The Paradox of Power

The secret to happiness lies within the Serenity Prayer, in that it helps us to understand that the only thing we are able to control in life is our own thinking. When we can truly grasp and then accept this premise, we gain awareness of our true power within all relationships – personal, business, community, and spiritual.

It is by trying to control anything outside ourselves that we experience frustration and misery, so why do we try?

As children, we take in messages about ourselves, often unspoken or indirect, that form the filter for our adult lives. The most common of these messages are “I’m not good enough,” “I’m not important,” “I’m worthless,” “I’m a failure,” or “I’m a bad person.”

Our caregivers are usually not trying to give us these messages. They often believe that they are acting in a beneficial way, as when a parent tells the child that he needs to bring that “B” up to an “A” on his report card. The parent thinks that he is being encouraging, but the child only hears he’s not good enough, or one of those other negative messages, and so develops a personal template of either not even trying or of trying really hard but never being satisfied. (Think CEOs, actors, and political figures, for example.)

The original messages were created internally from eternal circumstances, but lead to trying to control the external in an attempt to change the internal belief. In so doing, we remain disconnected from others because if we let anyone get too close, they will see that we’re not good enough and reject us.

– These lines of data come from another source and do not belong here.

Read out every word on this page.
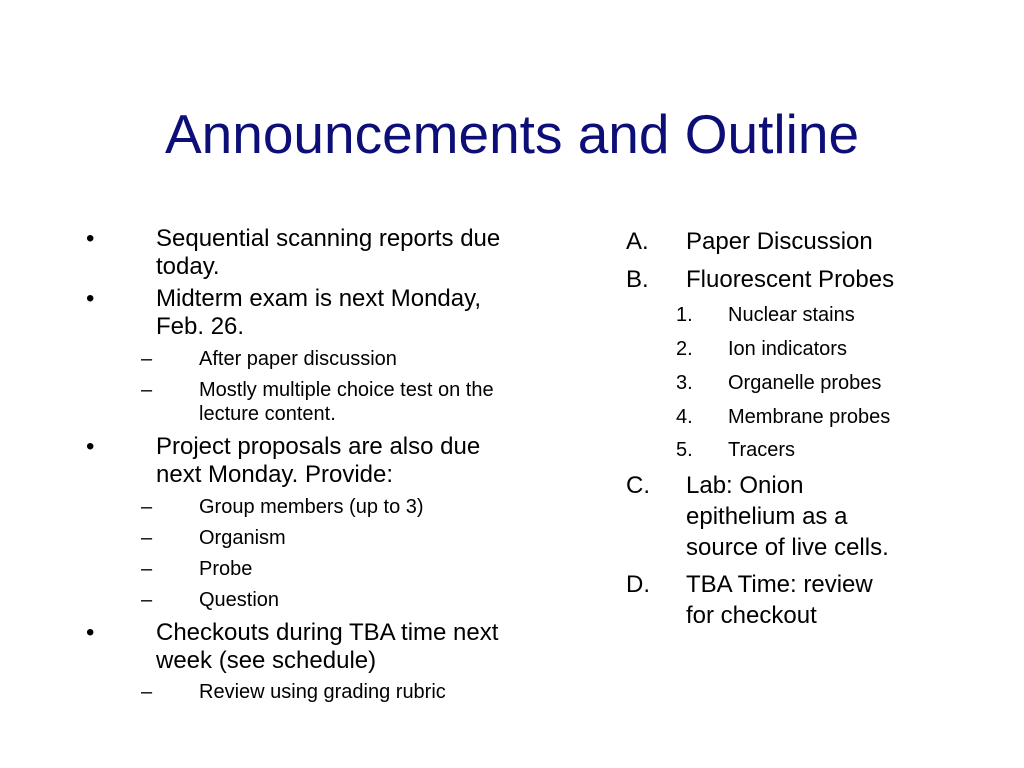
Announcements and Outline
•	Sequential scanning reports due
today.
•	Midterm exam is next Monday,
Feb. 26.
– After paper discussion
– Mostly multiple choice test on the
lecture content.
•	Project proposals are also due
next Monday. Provide:
– Group members (up to 3)
– Organism
– Probe
– Question
•	Checkouts during TBA time next
week (see schedule)
– Review using grading rubric
A. Paper Discussion
B. Fluorescent Probes
1. Nuclear stains
2. Ion indicators
3. Organelle probes
4. Membrane probes
5. Tracers
C. Lab: Onion
epithelium as a
source of live cells.
D. TBA Time: review
for checkout
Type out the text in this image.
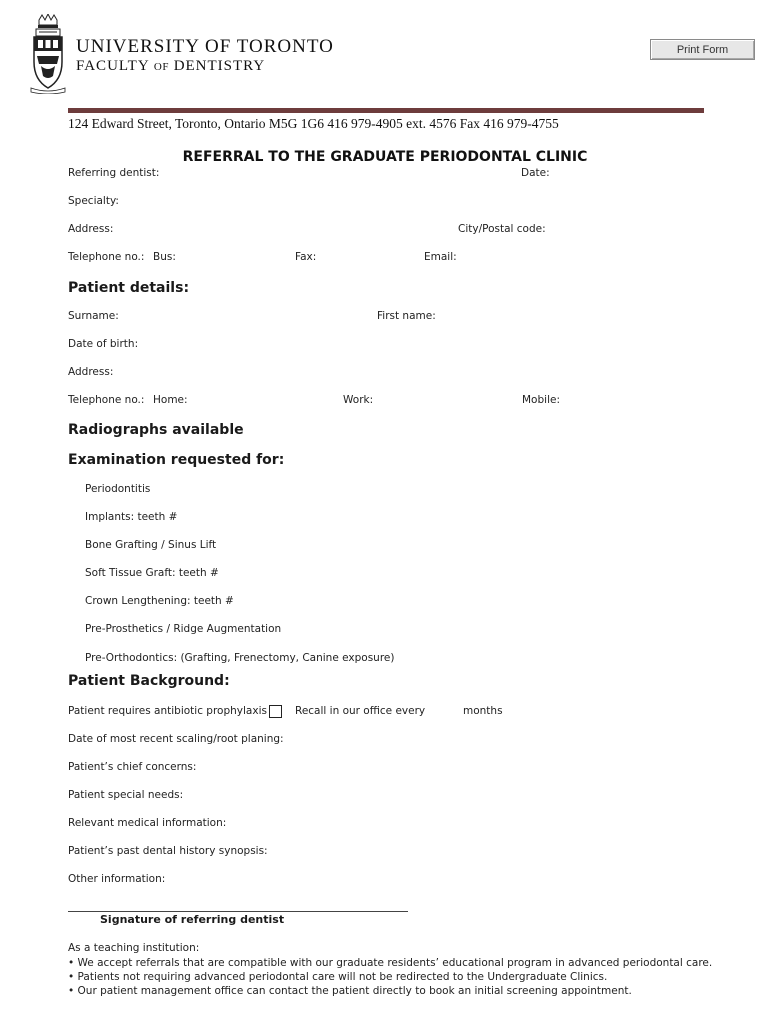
UNIVERSITY OF TORONTO
FACULTY OF DENTISTRY
Print Form
124 Edward Street, Toronto, Ontario M5G 1G6 416 979-4905 ext. 4576 Fax 416 979-4755
REFERRAL TO THE GRADUATE PERIODONTAL CLINIC
Referring dentist:	Date:
Specialty:
Address:	City/Postal code:
Telephone no.: Bus:	Fax:	Email:
Patient details:
Surname:	First name:
Date of birth:
Address:
Telephone no.: Home:	Work:	Mobile:
Radiographs available
Examination requested for:
Periodontitis
Implants: teeth #
Bone Grafting / Sinus Lift
Soft Tissue Graft: teeth #
Crown Lengthening: teeth #
Pre-Prosthetics / Ridge Augmentation
Pre-Orthodontics: (Grafting, Frenectomy, Canine exposure)
Patient Background:
Patient requires antibiotic prophylaxis	Recall in our office every	months
Date of most recent scaling/root planing:
Patient’s chief concerns:
Patient special needs:
Relevant medical information:
Patient’s past dental history synopsis:
Other information:
Signature of referring dentist
As a teaching institution:
• We accept referrals that are compatible with our graduate residents’ educational program in advanced periodontal care.
• Patients not requiring advanced periodontal care will not be redirected to the Undergraduate Clinics.
• Our patient management office can contact the patient directly to book an initial screening appointment.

In our attempts to control the people and events around us, we further disconnect ourselves since we cannot be Connected when we are above or below someone else.

Therein lie the seeds of addiction.

The enduring, underlying pain of disconnection can be alleviated through addictive thoughts and behavior. When we obsess about something and compulsively act out in spite of negative consequences - be it drugs, alcohol, shopping, gambling, sexual activity, or food – we discover a relief of pain and can pretend we are in control. It is, of course, an illusion, and when it wears off, we need more and more to get the same effect – relief of pain masquerading as pleasure and covering up that emptiness of the soul.

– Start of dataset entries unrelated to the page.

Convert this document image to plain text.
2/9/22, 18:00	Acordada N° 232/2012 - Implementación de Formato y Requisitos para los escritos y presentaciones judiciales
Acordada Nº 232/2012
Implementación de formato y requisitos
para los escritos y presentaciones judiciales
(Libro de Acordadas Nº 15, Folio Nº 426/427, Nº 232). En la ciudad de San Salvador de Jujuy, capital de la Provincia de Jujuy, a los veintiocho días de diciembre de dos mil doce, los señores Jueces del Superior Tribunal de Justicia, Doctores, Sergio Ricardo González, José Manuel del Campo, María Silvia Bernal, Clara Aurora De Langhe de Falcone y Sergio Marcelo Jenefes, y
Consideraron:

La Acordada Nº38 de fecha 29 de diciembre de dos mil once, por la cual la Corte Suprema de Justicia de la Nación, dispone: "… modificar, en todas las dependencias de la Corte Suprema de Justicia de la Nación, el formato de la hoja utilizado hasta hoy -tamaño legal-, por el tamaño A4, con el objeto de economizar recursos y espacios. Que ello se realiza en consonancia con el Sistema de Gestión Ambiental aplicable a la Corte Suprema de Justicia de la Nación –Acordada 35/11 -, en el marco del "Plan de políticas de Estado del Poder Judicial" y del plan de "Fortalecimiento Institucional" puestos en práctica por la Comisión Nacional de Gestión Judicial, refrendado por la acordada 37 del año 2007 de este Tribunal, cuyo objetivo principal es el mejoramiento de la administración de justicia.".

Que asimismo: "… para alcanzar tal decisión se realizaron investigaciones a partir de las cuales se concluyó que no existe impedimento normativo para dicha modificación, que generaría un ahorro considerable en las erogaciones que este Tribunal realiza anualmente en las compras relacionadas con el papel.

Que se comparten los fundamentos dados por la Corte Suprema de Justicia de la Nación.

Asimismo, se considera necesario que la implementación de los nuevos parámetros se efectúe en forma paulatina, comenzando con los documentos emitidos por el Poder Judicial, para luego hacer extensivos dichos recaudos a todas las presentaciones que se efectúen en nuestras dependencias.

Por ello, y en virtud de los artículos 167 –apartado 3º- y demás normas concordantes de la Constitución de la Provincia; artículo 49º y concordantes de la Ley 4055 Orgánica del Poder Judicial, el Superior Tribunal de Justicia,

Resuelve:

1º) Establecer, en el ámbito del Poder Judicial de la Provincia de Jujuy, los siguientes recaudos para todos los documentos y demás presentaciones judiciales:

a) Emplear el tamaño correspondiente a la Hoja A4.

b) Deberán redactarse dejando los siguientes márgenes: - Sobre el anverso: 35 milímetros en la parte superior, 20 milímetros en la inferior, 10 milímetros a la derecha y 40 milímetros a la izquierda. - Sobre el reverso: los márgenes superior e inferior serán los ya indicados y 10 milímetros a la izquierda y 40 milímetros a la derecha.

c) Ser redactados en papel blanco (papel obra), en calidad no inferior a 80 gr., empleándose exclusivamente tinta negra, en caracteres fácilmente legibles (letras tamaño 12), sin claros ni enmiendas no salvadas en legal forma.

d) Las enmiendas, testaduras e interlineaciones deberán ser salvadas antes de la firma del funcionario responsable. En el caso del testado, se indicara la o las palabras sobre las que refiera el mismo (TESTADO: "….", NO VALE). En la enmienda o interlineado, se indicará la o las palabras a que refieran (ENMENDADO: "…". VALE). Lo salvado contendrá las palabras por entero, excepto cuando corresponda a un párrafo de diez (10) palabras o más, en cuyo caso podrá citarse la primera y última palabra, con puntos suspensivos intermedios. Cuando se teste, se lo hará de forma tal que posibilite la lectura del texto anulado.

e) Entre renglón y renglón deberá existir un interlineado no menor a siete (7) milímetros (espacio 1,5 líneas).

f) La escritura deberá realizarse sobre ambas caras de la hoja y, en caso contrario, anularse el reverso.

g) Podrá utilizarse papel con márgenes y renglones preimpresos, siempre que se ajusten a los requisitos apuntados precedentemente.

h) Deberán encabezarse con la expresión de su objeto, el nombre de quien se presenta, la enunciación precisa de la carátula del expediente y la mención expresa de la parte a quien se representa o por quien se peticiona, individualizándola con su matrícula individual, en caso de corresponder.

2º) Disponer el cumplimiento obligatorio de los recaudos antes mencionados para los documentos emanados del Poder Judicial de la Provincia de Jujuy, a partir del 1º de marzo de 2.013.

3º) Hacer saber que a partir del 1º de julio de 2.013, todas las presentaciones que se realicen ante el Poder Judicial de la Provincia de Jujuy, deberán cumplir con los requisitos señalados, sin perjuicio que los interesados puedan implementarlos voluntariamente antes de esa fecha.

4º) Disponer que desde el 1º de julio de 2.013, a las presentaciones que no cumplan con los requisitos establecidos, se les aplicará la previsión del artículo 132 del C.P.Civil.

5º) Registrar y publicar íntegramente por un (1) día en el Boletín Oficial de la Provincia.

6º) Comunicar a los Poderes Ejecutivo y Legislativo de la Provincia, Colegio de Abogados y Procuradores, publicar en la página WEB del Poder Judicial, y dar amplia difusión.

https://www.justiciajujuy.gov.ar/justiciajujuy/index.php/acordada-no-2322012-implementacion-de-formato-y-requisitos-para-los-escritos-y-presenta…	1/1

When we come to the realization that our lives are out of control and that nothing external can change our internal belief system, we can take the first steps to recovery. We can begin to recognize and heal the underlying trauma from childhood, we can make a decision to Connect no matter how scary that might be, and we can choose to live in the moment and give up control to our Higher Power, whatever that may be to each of us. When we let go of trying to control people, places and things, and accept that all we can really change is our own thoughts about the world around us, we can have true power.

The Serenity Prayer:

God, Grant me the Serenity to accept the things I cannot change
the Courage to change the things I can,
and the Wisdom to know the difference.